Many people don’t understand that the interest due on this new loan is based on the total amount you owe, not the original loan amount. That means that you now owe just over $781—more than 50% of the actual loan amount. If the loan is unpaid at the end of another loan term, the borrower is looking at a balance of $976! Moreover, some payday lenders do their best to hide these conditions behind tons of legal jargon and fine print, all while they pull your much-needed funds from your bank account.

To combat fraud, government agencies like the Consumer Financial Protection Bureau enforce laws that protect consumers, including caps on payday loan interest rates and limits on how many times a payday loan company can attempt to collect repayment. Further action and regulations are also different in each state, so check to make sure you know the laws where you live.
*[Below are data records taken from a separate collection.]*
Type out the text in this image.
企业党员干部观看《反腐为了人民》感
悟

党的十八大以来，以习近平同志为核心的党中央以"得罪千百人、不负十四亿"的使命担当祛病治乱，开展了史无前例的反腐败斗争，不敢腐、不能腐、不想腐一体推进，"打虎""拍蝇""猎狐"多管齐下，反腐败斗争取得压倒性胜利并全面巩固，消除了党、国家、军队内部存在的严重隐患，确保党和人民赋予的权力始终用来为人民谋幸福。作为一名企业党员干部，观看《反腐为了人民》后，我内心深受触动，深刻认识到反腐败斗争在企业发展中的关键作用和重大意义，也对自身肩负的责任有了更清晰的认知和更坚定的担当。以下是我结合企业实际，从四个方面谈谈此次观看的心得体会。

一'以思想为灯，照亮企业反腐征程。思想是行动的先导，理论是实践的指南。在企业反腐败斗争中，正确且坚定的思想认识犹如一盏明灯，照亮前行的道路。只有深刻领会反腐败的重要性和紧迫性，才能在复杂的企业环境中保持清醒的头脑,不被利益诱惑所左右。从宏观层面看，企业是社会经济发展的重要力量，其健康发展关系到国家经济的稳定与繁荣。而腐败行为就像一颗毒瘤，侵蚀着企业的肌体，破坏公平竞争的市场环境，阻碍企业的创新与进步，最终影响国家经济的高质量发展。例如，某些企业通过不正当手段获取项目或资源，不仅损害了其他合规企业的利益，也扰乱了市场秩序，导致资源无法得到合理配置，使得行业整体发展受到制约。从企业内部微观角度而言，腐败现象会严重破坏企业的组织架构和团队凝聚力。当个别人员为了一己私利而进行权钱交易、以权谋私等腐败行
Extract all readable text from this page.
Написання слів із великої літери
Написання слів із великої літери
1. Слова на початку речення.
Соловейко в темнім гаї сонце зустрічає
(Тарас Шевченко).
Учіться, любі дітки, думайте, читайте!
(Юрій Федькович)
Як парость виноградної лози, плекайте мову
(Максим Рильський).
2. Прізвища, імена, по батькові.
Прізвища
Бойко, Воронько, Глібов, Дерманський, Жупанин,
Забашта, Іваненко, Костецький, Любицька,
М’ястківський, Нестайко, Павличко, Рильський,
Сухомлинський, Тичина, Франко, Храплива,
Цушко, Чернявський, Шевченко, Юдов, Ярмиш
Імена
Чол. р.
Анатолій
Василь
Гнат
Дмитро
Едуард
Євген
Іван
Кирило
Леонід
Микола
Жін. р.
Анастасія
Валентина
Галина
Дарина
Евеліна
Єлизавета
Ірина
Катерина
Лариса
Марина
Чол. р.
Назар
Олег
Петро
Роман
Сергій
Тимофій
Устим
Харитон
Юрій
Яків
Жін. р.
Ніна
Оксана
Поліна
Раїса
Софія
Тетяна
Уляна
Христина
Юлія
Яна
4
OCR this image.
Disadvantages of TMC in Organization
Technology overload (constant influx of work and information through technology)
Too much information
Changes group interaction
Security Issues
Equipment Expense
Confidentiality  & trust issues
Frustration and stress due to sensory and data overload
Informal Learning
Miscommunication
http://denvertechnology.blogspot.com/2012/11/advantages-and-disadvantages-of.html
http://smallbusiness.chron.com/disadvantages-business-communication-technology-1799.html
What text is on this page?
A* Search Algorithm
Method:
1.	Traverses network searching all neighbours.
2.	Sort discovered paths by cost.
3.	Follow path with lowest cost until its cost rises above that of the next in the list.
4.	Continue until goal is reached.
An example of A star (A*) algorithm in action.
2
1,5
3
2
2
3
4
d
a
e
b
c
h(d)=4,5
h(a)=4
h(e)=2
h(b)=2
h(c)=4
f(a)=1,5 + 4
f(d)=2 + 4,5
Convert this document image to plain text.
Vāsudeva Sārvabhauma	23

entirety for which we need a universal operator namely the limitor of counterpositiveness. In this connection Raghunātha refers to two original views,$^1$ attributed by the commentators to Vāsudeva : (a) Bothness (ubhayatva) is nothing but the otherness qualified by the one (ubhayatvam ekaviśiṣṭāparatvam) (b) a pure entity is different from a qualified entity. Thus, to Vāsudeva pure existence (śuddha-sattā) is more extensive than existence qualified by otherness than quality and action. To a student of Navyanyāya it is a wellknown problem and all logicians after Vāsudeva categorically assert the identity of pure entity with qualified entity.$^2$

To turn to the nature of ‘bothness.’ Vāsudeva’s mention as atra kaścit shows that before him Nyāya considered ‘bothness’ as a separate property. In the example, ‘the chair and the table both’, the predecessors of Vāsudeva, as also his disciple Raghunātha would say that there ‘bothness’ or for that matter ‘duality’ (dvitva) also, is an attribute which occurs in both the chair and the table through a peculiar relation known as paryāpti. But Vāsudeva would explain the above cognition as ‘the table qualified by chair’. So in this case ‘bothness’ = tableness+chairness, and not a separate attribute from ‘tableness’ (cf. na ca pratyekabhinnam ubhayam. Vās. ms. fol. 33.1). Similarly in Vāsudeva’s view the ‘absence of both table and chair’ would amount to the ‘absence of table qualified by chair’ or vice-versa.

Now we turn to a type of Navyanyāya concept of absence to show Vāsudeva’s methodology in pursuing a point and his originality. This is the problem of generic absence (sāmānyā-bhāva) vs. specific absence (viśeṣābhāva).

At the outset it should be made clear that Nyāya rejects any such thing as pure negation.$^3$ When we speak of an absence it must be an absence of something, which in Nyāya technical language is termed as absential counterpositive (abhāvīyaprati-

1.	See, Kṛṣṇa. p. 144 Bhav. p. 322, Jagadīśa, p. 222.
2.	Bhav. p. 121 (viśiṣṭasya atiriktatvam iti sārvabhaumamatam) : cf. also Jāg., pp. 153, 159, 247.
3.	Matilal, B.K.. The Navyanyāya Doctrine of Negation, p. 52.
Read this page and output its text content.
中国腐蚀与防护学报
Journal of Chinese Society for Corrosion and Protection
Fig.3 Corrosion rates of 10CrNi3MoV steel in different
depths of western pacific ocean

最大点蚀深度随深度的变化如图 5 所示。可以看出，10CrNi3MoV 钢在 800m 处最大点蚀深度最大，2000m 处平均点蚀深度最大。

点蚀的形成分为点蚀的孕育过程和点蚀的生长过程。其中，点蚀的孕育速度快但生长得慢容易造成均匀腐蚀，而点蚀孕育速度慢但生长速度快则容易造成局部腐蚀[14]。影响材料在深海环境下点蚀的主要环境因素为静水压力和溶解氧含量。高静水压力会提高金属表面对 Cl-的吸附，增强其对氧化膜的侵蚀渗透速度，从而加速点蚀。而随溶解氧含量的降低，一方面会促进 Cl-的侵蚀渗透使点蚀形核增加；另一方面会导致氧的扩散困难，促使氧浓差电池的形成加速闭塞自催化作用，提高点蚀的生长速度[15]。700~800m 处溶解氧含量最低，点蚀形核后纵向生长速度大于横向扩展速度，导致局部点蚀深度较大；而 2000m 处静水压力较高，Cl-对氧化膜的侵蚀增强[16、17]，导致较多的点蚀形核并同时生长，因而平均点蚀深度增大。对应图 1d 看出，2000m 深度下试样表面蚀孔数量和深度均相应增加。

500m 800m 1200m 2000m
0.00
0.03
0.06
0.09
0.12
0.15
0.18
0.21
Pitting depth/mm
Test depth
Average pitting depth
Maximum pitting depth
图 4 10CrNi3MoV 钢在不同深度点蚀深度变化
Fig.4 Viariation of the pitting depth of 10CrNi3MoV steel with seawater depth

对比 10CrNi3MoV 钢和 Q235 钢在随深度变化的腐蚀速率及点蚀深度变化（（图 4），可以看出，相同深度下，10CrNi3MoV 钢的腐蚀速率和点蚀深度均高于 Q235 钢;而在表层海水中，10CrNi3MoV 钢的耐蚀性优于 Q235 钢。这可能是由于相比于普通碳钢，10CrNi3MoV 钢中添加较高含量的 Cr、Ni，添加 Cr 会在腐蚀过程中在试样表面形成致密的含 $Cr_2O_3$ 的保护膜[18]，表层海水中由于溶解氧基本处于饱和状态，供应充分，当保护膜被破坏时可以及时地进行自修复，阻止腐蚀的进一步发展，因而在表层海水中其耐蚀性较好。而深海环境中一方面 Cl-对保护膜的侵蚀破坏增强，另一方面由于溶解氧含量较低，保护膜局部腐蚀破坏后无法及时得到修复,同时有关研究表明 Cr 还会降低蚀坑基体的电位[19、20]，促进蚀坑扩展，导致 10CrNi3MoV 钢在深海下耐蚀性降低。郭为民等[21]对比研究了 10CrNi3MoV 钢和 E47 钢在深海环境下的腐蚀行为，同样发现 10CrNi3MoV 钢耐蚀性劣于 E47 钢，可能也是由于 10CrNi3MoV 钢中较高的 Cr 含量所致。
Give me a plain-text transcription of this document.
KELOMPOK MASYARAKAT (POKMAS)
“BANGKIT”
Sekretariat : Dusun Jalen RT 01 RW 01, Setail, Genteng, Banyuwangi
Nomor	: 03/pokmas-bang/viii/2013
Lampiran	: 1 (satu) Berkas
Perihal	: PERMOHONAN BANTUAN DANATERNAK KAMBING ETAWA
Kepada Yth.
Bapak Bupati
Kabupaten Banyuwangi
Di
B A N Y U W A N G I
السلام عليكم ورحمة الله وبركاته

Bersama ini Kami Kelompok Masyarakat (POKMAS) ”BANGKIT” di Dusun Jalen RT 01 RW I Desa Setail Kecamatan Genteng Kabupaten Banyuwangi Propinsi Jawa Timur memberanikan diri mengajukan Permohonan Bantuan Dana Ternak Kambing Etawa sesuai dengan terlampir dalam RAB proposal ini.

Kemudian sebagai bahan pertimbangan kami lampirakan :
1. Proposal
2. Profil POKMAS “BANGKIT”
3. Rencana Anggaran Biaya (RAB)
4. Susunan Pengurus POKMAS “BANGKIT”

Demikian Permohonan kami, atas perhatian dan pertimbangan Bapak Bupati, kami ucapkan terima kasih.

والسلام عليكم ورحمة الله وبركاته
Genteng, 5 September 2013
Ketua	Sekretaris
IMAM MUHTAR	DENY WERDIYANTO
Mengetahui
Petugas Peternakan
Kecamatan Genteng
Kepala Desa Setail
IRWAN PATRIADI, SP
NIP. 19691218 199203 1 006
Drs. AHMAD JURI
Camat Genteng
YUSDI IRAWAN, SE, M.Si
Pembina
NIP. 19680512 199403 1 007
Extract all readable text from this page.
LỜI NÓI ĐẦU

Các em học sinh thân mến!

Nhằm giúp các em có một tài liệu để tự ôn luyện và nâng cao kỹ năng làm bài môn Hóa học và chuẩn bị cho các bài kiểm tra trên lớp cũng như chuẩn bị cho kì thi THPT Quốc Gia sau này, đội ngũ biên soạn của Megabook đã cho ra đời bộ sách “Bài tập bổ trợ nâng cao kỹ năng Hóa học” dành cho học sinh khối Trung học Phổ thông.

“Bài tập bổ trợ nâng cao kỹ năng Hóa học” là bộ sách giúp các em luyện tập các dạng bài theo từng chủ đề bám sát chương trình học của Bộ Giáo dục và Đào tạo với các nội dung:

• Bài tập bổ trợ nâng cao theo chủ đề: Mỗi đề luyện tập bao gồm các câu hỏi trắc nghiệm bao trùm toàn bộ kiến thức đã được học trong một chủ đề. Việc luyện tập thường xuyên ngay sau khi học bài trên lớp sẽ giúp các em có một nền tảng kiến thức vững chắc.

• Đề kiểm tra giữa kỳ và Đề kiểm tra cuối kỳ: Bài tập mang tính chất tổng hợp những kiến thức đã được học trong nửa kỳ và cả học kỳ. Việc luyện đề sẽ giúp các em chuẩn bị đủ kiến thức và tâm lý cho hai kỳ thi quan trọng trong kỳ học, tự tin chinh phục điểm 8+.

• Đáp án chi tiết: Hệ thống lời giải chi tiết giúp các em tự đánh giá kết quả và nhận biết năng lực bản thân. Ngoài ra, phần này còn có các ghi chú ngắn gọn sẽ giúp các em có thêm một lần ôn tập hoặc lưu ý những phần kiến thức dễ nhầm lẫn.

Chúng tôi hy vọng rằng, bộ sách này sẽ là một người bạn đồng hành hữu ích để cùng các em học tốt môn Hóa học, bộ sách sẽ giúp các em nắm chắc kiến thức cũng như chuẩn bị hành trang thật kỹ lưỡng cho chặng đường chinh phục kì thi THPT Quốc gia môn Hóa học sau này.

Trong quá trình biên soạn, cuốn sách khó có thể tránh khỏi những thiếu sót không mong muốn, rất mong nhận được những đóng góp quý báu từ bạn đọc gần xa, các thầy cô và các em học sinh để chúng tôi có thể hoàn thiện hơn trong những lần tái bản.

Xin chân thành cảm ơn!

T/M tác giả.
After considering the ins and outs of payday loans, you may not think that the risks and fees associated with them are worth the quick cash relief they can bring. However, that cash flow problem still exists. If payday loans aren’t for you, consider a couple of other options: 

Friends and Family Loan  

A loan from a friend or family member avoids the hassle and restricts information from a credit check and loan application process. And if they like you, you could borrow cash with little to no interest! 

Personal Loan 

As an unsecured loan, payday loans are high-risk, and therefore more expensive to the borrower. A personal loan that includes collateral (like a house or car) will have lower interest rates and better terms for those with a decent credit score. Contact your bank or credit union to explore your options.  

The Bottom Line…

In summary, mobile phones have changed the way we do just about everything. It is now possible to apply and secure a personal loan in just a few minutes that can help pull you out of a financial crisis.

But taking advantage of the convenience of mobile loans doesn’t mean that you don’t have to do the homework and research you would do before filling out any loan application. Remember that a loan is more than just a solution to a “right now” problem—it could be a part of your life for weeks or months. So, before you hit “send” to apply for any loans over the phone, don’t forget to shop around, compare rates, and understand the terms of any financial commitment you take on.